Northern Ireland

Novena celebration gets underway at Clonard Monastery

Clonard Monastery
Image caption The Novena at Clonard Monastery still attracts huge crowds to west Belfast

The Catholic church on Belfast's Falls Road draws pilgrims from across Northern Ireland every June.

The annual Festival of Faith is rooted in Catholic devotion to the Virgin Mary and nine successive days of services known as a novena.

About 15,000 people are expected to attend the sessions at Clonard Monastery in west Belfast.

The monastery has recently been restored and the roof and floor have been replaced.

Father Michael Murtagh said the renovation has been completed successfully

"We are very happy and relieved that we have reached this stage," he said.

"The tiles were in tatters but they have now been cleaned. We have also installed under floor heating and the building is now ready for the traditional schedule of services."

Celebration of faith

The novena now also has a large online following: "For the last seven or eight years we have been broadcasting live on the internet and we have around 5,000 people watching the services each day." said Father Murtagh.

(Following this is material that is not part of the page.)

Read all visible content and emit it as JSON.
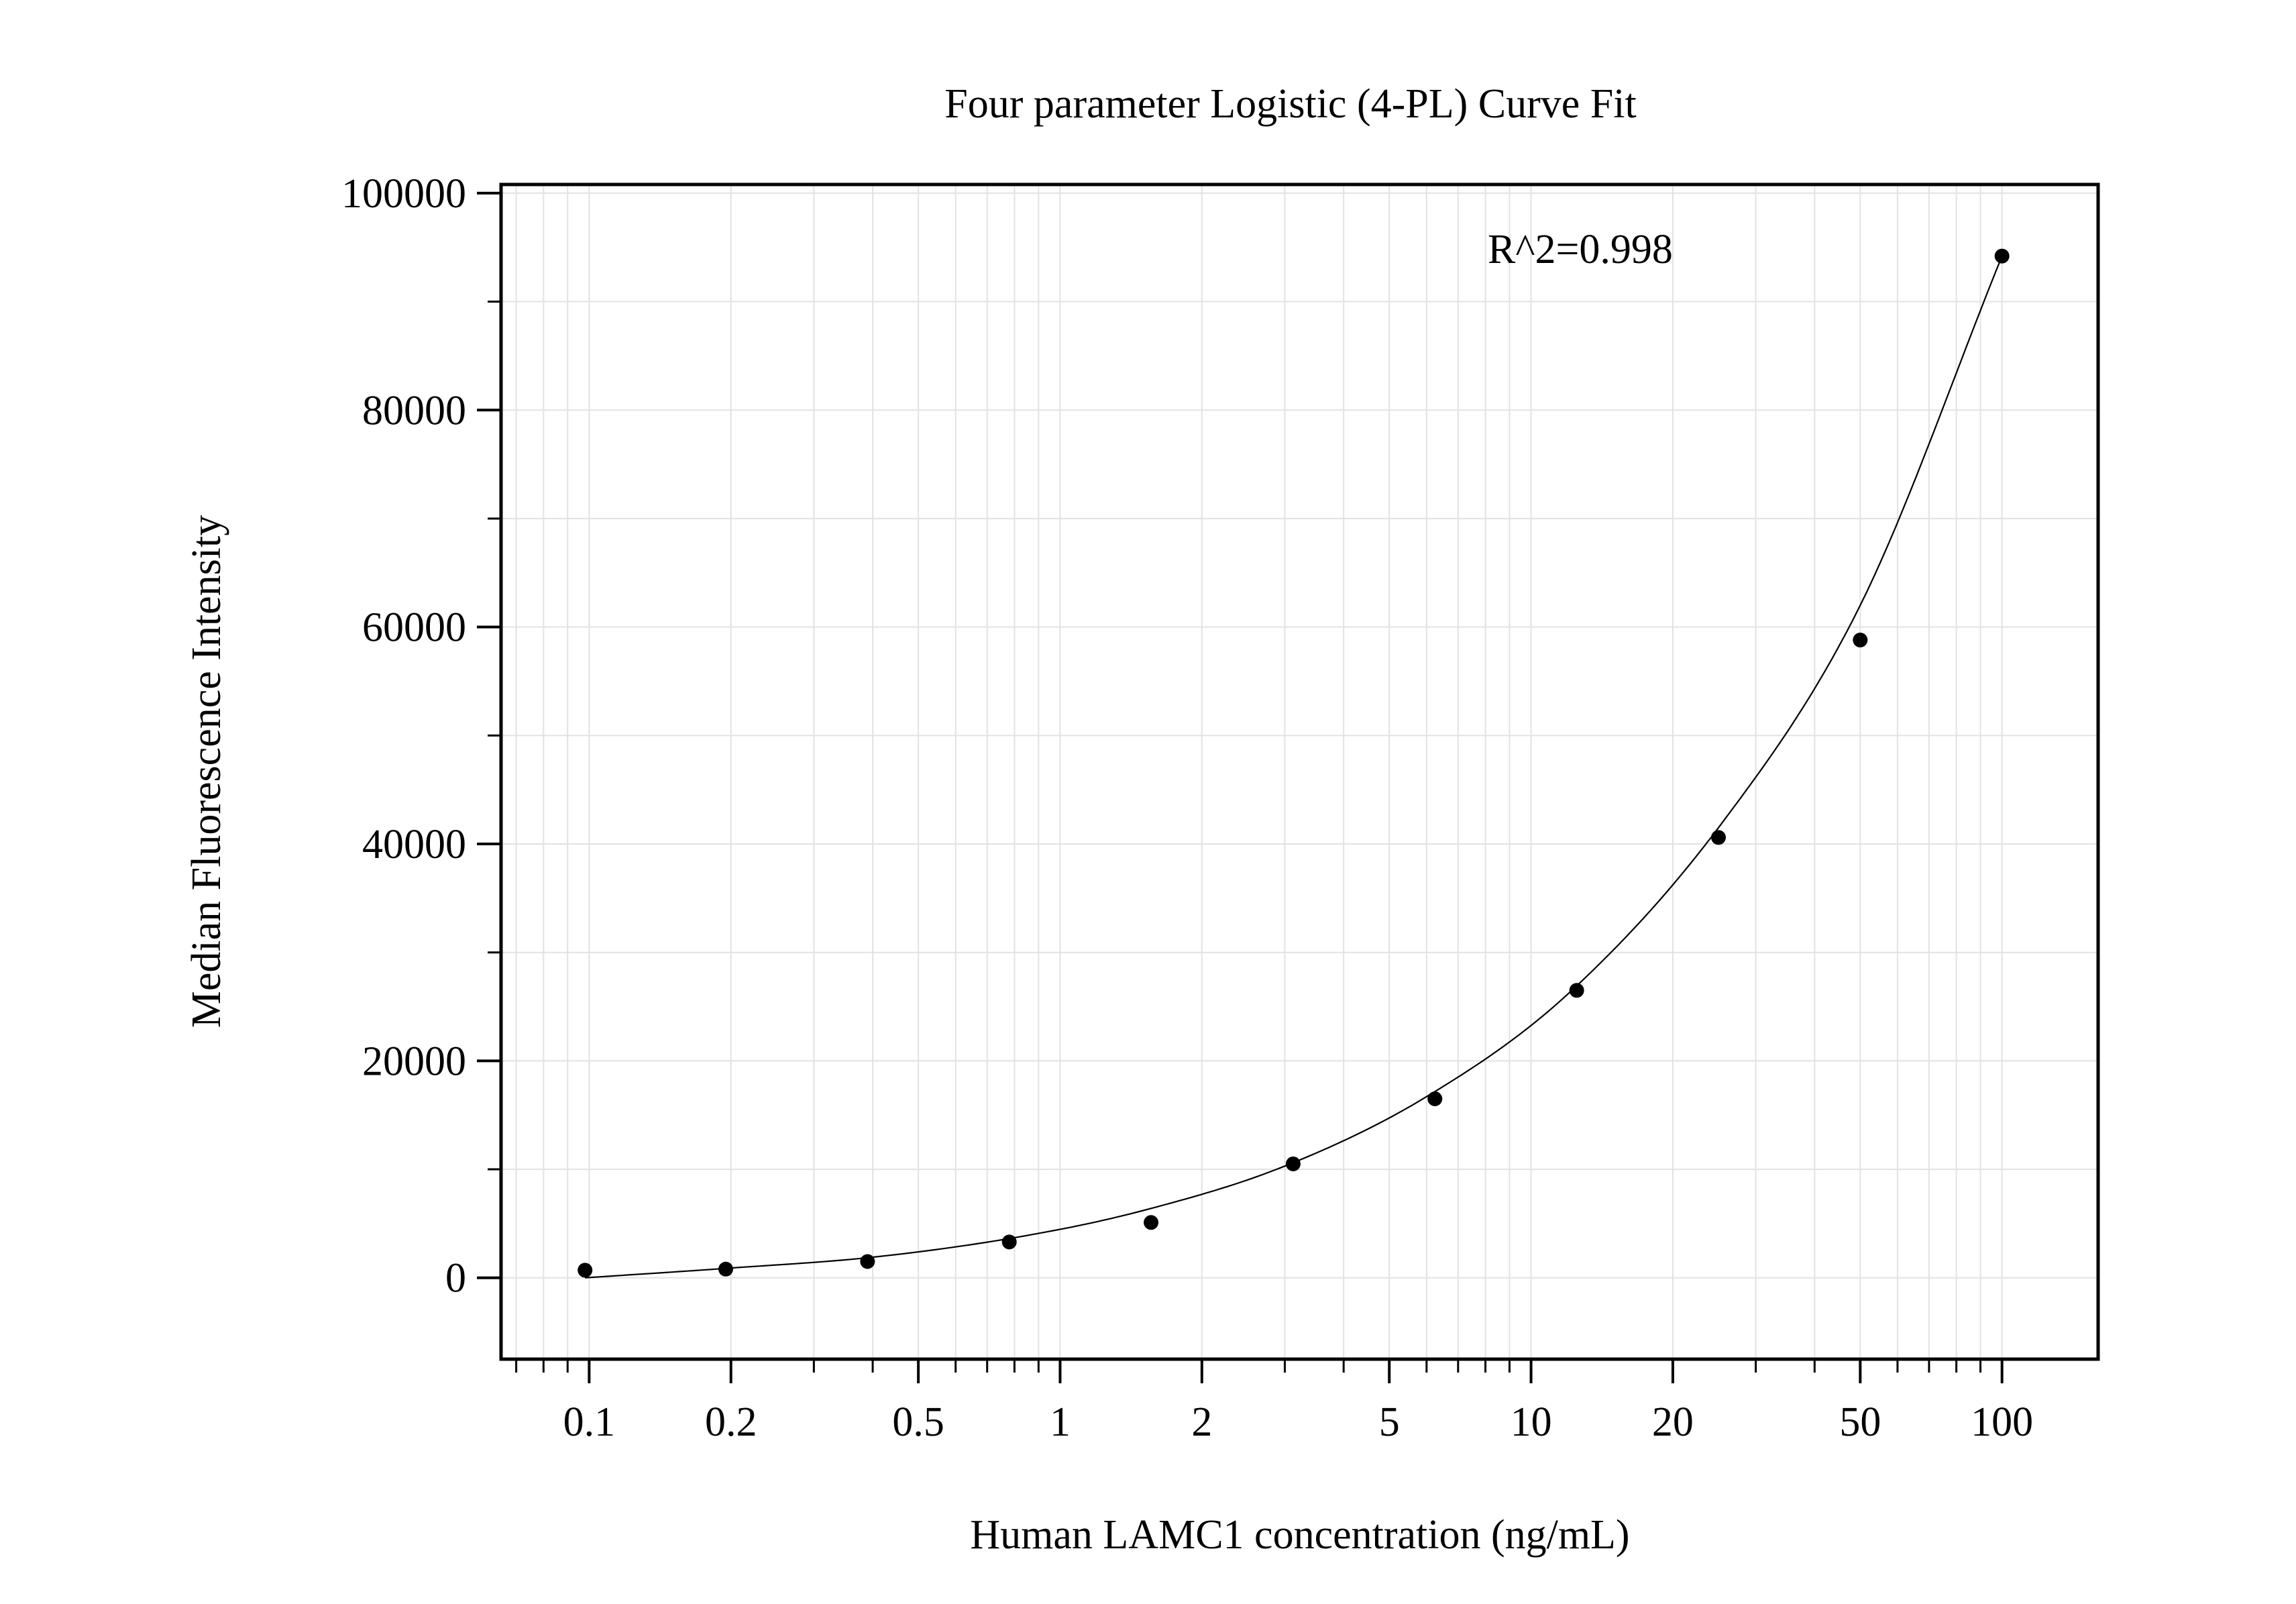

"It's an experience of God and it's really an experience of the church at it's best. People are really lifted out of whatever is dragging them down and they get a lift in faith and a lift in hope."

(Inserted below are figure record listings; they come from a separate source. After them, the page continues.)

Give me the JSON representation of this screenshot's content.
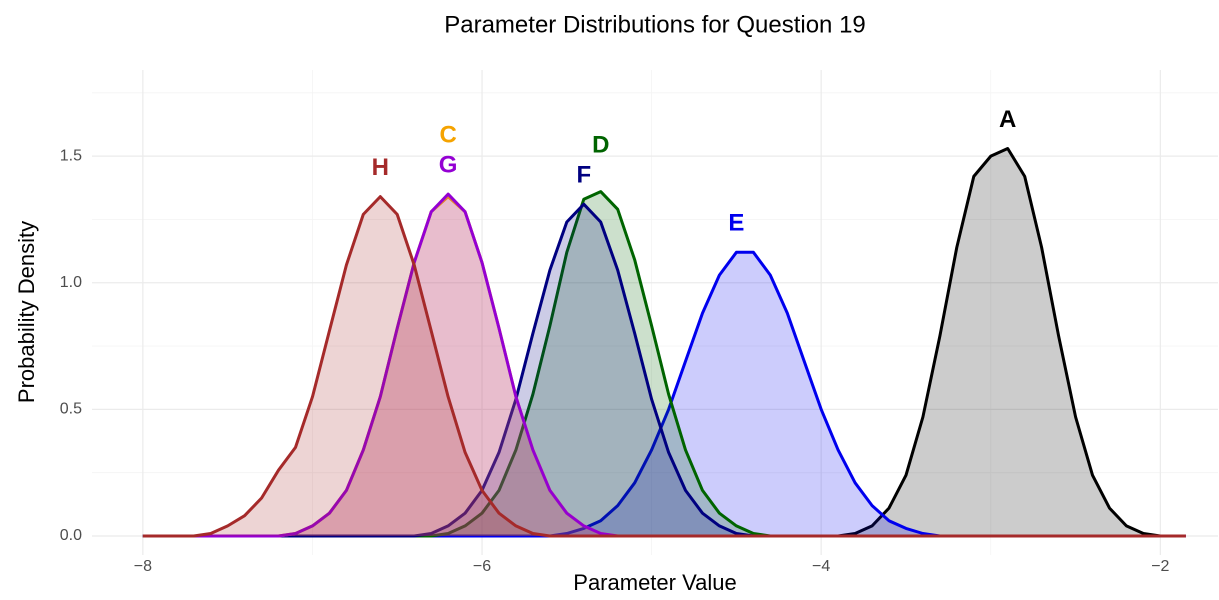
{
  "chart_data": {
    "type": "density",
    "title": "Parameter Distributions for Question 19",
    "xlabel": "Parameter Value",
    "ylabel": "Probability Density",
    "xlim": [
      -8.3,
      -1.66
    ],
    "ylim": [
      -0.075,
      1.84
    ],
    "xticks": [
      {
        "value": -8,
        "label": "−8"
      },
      {
        "value": -6,
        "label": "−6"
      },
      {
        "value": -4,
        "label": "−4"
      },
      {
        "value": -2,
        "label": "−2"
      }
    ],
    "yticks": [
      {
        "value": 0,
        "label": "0.0"
      },
      0.5,
      {
        "value": 1,
        "label": "1.0"
      },
      1.5
    ],
    "x_minor_ticks": [
      -7,
      -5,
      -3
    ],
    "y_minor_ticks": [
      0.25,
      0.75,
      1.25,
      1.75
    ],
    "grid": true,
    "series": [
      {
        "name": "A",
        "color": "#000000",
        "x": [
          -8,
          -3.9,
          -3.8,
          -3.7,
          -3.6,
          -3.5,
          -3.4,
          -3.3,
          -3.2,
          -3.1,
          -3.0,
          -2.9,
          -2.8,
          -2.7,
          -2.6,
          -2.5,
          -2.4,
          -2.3,
          -2.2,
          -2.1,
          -2.0,
          -1.85
        ],
        "values": [
          0,
          0,
          0.01,
          0.04,
          0.11,
          0.24,
          0.47,
          0.79,
          1.14,
          1.42,
          1.5,
          1.53,
          1.42,
          1.14,
          0.79,
          0.47,
          0.24,
          0.11,
          0.04,
          0.01,
          0,
          0
        ]
      },
      {
        "name": "E",
        "color": "#0000ee",
        "x": [
          -8,
          -5.6,
          -5.5,
          -5.4,
          -5.3,
          -5.2,
          -5.1,
          -5.0,
          -4.9,
          -4.8,
          -4.7,
          -4.6,
          -4.5,
          -4.4,
          -4.3,
          -4.2,
          -4.1,
          -4.0,
          -3.9,
          -3.8,
          -3.7,
          -3.6,
          -3.5,
          -3.4,
          -3.3,
          -1.85
        ],
        "values": [
          0,
          0,
          0.01,
          0.03,
          0.06,
          0.12,
          0.21,
          0.34,
          0.5,
          0.69,
          0.88,
          1.03,
          1.12,
          1.12,
          1.03,
          0.88,
          0.69,
          0.5,
          0.34,
          0.21,
          0.12,
          0.06,
          0.03,
          0.01,
          0,
          0
        ]
      },
      {
        "name": "D",
        "color": "#006400",
        "x": [
          -8,
          -6.3,
          -6.2,
          -6.1,
          -6.0,
          -5.9,
          -5.8,
          -5.7,
          -5.6,
          -5.5,
          -5.4,
          -5.3,
          -5.2,
          -5.1,
          -5.0,
          -4.9,
          -4.8,
          -4.7,
          -4.6,
          -4.5,
          -4.4,
          -4.3,
          -1.85
        ],
        "values": [
          0,
          0,
          0.01,
          0.04,
          0.09,
          0.18,
          0.34,
          0.56,
          0.83,
          1.12,
          1.33,
          1.36,
          1.29,
          1.09,
          0.83,
          0.56,
          0.34,
          0.18,
          0.09,
          0.04,
          0.01,
          0,
          0
        ]
      },
      {
        "name": "F",
        "color": "#000080",
        "x": [
          -8,
          -6.4,
          -6.3,
          -6.2,
          -6.1,
          -6.0,
          -5.9,
          -5.8,
          -5.7,
          -5.6,
          -5.5,
          -5.4,
          -5.3,
          -5.2,
          -5.1,
          -5.0,
          -4.9,
          -4.8,
          -4.7,
          -4.6,
          -4.5,
          -4.4,
          -1.85
        ],
        "values": [
          0,
          0,
          0.01,
          0.04,
          0.09,
          0.18,
          0.33,
          0.54,
          0.8,
          1.05,
          1.24,
          1.31,
          1.24,
          1.05,
          0.8,
          0.54,
          0.33,
          0.18,
          0.09,
          0.04,
          0.01,
          0,
          0
        ]
      },
      {
        "name": "C",
        "color": "#f5a300",
        "x": [
          -8,
          -7.2,
          -7.1,
          -7.0,
          -6.9,
          -6.8,
          -6.7,
          -6.6,
          -6.5,
          -6.4,
          -6.3,
          -6.2,
          -6.1,
          -6.0,
          -5.9,
          -5.8,
          -5.7,
          -5.6,
          -5.5,
          -5.4,
          -5.3,
          -5.2,
          -1.85
        ],
        "values": [
          0,
          0,
          0.01,
          0.04,
          0.09,
          0.18,
          0.34,
          0.55,
          0.82,
          1.08,
          1.28,
          1.34,
          1.28,
          1.08,
          0.82,
          0.55,
          0.34,
          0.18,
          0.09,
          0.04,
          0.01,
          0,
          0
        ]
      },
      {
        "name": "G",
        "color": "#9400d3",
        "x": [
          -8,
          -7.2,
          -7.1,
          -7.0,
          -6.9,
          -6.8,
          -6.7,
          -6.6,
          -6.5,
          -6.4,
          -6.3,
          -6.2,
          -6.1,
          -6.0,
          -5.9,
          -5.8,
          -5.7,
          -5.6,
          -5.5,
          -5.4,
          -5.3,
          -5.2,
          -1.85
        ],
        "values": [
          0,
          0,
          0.01,
          0.04,
          0.09,
          0.18,
          0.34,
          0.55,
          0.82,
          1.08,
          1.28,
          1.35,
          1.28,
          1.08,
          0.82,
          0.55,
          0.34,
          0.18,
          0.09,
          0.04,
          0.01,
          0,
          0
        ]
      },
      {
        "name": "H",
        "color": "#a52a2a",
        "x": [
          -8,
          -7.7,
          -7.6,
          -7.5,
          -7.4,
          -7.3,
          -7.2,
          -7.1,
          -7.0,
          -6.9,
          -6.8,
          -6.7,
          -6.6,
          -6.5,
          -6.4,
          -6.3,
          -6.2,
          -6.1,
          -6.0,
          -5.9,
          -5.8,
          -5.7,
          -5.6,
          -1.85
        ],
        "values": [
          0,
          0,
          0.01,
          0.04,
          0.08,
          0.15,
          0.26,
          0.35,
          0.55,
          0.81,
          1.07,
          1.27,
          1.34,
          1.27,
          1.07,
          0.81,
          0.55,
          0.33,
          0.18,
          0.09,
          0.04,
          0.01,
          0,
          0
        ]
      }
    ]
  }
}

According to tradition the novena will end with a sing-a-long led by the priest.

During the war years, Clonard was a place of shelter for the citizens of west Belfast when Catholics and Protestants sheltered together in the vaults of the church during air raids.

But the monastery, which sits on Belfast's peace line, also has a special significance in Northern Ireland's peace process.

Several of its redemptorist priests were involved as intermediaries between republicans and others in the political establishment at various key times in the Troubles.